А здесь? Один идет впереди, ничего не понимая, другой рядом (№ 117), он не сможет понять. Как это больно, как обидно. Хочется укусить до крови руки, взвизгнуть, крикнуть, обратить на себя внимание равнодушной механически двигающейся толпе! Закричать: «Помогите. Помогите. Я погибаю». И вдруг неожиданно, неожиданно для самого себя вскрикнул: «Пожар! Пожар»!

На секунду все замерли. И вдруг, точно огромный, сложный механизм, управляющий толпой, испортился. Вместо мирно двигающихся людей — крикливые, вспуганные, суетливые лица. Несколько человек кинулись в сторону, обратную от выхода и часть толпы кинулась за ними. Произошла давка, шум, крик женщин, возбужденные голоса мужчин и среди всего этого треск ломаемых вещей: корзин, чемоданов, сундуков. Многие бросили вещи и кинулись к выходу, другие — в обратную сторону. Борю сжали так, что он не мог повернуться. Среди общей паники, суматохи никто не узнал, что это он крикнул эти бессмысленные, волнующие слова: «Пожар. Пожар».

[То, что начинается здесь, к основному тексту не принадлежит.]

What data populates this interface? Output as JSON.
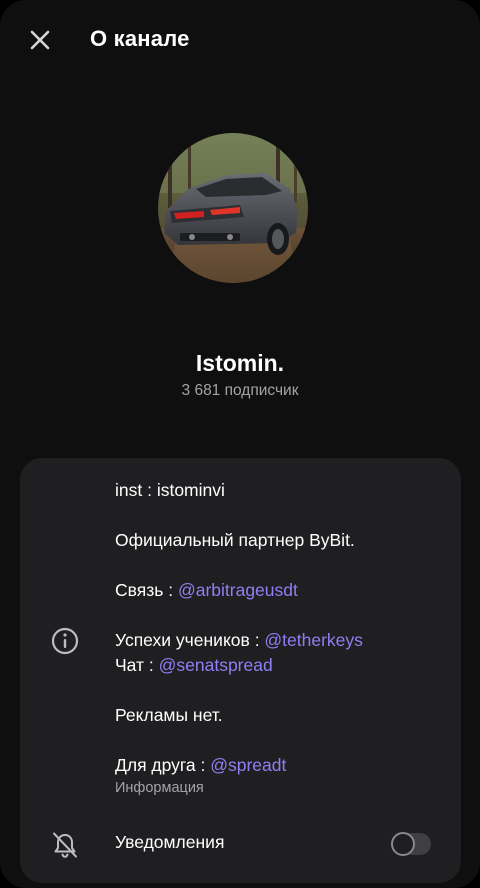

Да и он сам не сознавал, что это он крикнул. Он не понимал ничего, кроме того, что он вплотную прижат к своему носильщику, выронившему его вещи, что он не может пошевелиться. Запах кожи, пота и дешевого ситца и теплое дыхание красного, близкого рта заставило закрыть его глаза и предаться мучительному бесстыдному, но одурманивающему наслаждению. В состоянии полузабытья схожем с ощущением лунатика, двигавшегося бессознательно навстречу опасности, как бы желая отметить этой минутой всем прошлым лишениям и неосуществленным надеждам, Боря приблизил свои губы к его рту и впился долгим томительным поцелуем.

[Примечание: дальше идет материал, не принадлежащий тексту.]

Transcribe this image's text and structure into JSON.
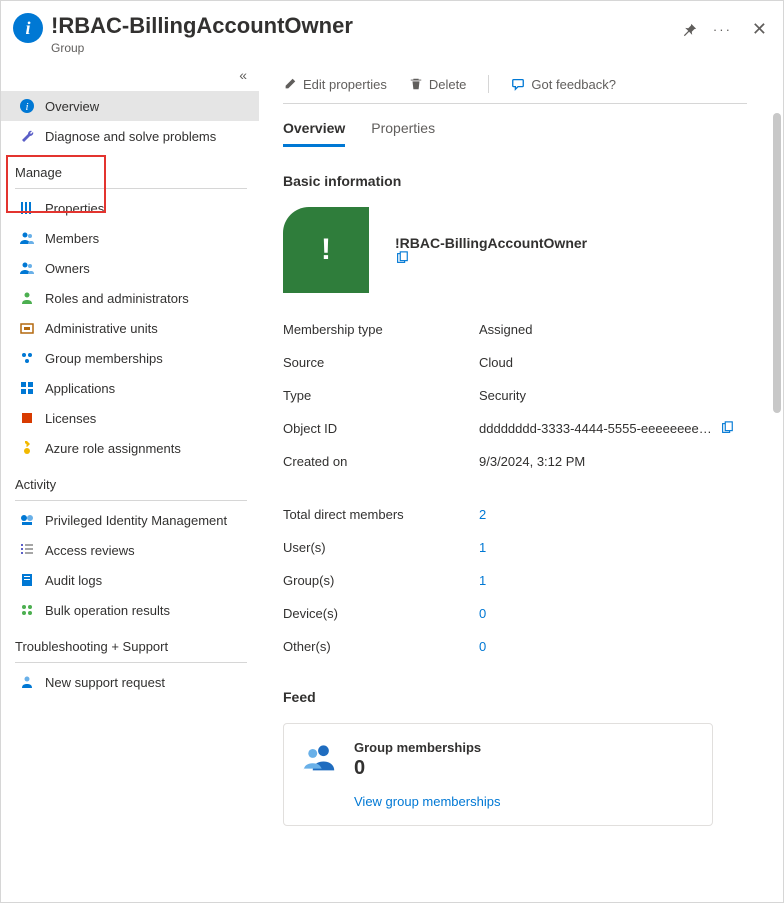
{
  "header": {
    "title": "!RBAC-BillingAccountOwner",
    "subtitle": "Group"
  },
  "sidebar": {
    "top": [
      {
        "icon": "info",
        "label": "Overview",
        "active": true
      },
      {
        "icon": "wrench",
        "label": "Diagnose and solve problems"
      }
    ],
    "sections": [
      {
        "title": "Manage",
        "items": [
          {
            "icon": "props",
            "label": "Properties"
          },
          {
            "icon": "members",
            "label": "Members"
          },
          {
            "icon": "members",
            "label": "Owners"
          },
          {
            "icon": "role",
            "label": "Roles and administrators"
          },
          {
            "icon": "admin",
            "label": "Administrative units"
          },
          {
            "icon": "gmember",
            "label": "Group memberships"
          },
          {
            "icon": "apps",
            "label": "Applications"
          },
          {
            "icon": "license",
            "label": "Licenses"
          },
          {
            "icon": "key",
            "label": "Azure role assignments"
          }
        ]
      },
      {
        "title": "Activity",
        "items": [
          {
            "icon": "pim",
            "label": "Privileged Identity Management"
          },
          {
            "icon": "checklist",
            "label": "Access reviews"
          },
          {
            "icon": "audit",
            "label": "Audit logs"
          },
          {
            "icon": "bulk",
            "label": "Bulk operation results"
          }
        ]
      },
      {
        "title": "Troubleshooting + Support",
        "items": [
          {
            "icon": "support",
            "label": "New support request"
          }
        ]
      }
    ]
  },
  "toolbar": {
    "edit": "Edit properties",
    "delete": "Delete",
    "feedback": "Got feedback?"
  },
  "tabs": [
    "Overview",
    "Properties"
  ],
  "basic_info": {
    "section": "Basic information",
    "name": "!RBAC-BillingAccountOwner",
    "rows": [
      {
        "label": "Membership type",
        "value": "Assigned"
      },
      {
        "label": "Source",
        "value": "Cloud"
      },
      {
        "label": "Type",
        "value": "Security"
      },
      {
        "label": "Object ID",
        "value": "dddddddd-3333-4444-5555-eeeeeeee…",
        "copy": true
      },
      {
        "label": "Created on",
        "value": "9/3/2024, 3:12 PM"
      }
    ]
  },
  "members": {
    "rows": [
      {
        "label": "Total direct members",
        "value": "2",
        "link": true
      },
      {
        "label": "User(s)",
        "value": "1",
        "link": true
      },
      {
        "label": "Group(s)",
        "value": "1",
        "link": true
      },
      {
        "label": "Device(s)",
        "value": "0",
        "link": true
      },
      {
        "label": "Other(s)",
        "value": "0",
        "link": true
      }
    ]
  },
  "feed": {
    "title": "Feed",
    "card": {
      "title": "Group memberships",
      "count": "0",
      "link": "View group memberships"
    }
  }
}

Еще минута и настало отрезвление. Поняв мишурную опасность, толпа постепенно успокаивалась, стало свободнее, перед бледным лицом Бори, внезапно побелевшим, горели недоумевающие вопрошающие глаза носильщика. Секунда нерешительности промелькнула, и Боря, инстинктивно защищая себя от неприятного и обидного положения, продолжал симулировать испуг и нервное напряжение.

— Бога ради, помогите, защитите, я так боюсь огня. — Он взял руку носильщика и, обратив на него умоляющие глаза, шептал: — Пожар! Пожар! Вы слышите! Я так боюсь.

— Не бойтесь, ничего уже нет, это воришка какой-нибудь крикнул, чтобы, пользуясь суматохой вещи понахватывать.

Леша Траферетов оказался рядом.

— Не нервничайте. Вы бледны как бумага. Где ваши вещи? Носильщик, найди сейчас же, корзину с котомкою коричневой. Скорее на извозчика. Черт знает! Помяли вещи. Кретины!

— Кто там?

— Это я, Траферетов.

— Войдите, Леша.

На кровати, с какой-то примочкой на голове лежал Боря. В единственное окно продолговатой, заставленной какой-то мебелью и бесчисленными этажерками с книгами комнаты, заходящее солнце бросало тусклые красноватые лучи.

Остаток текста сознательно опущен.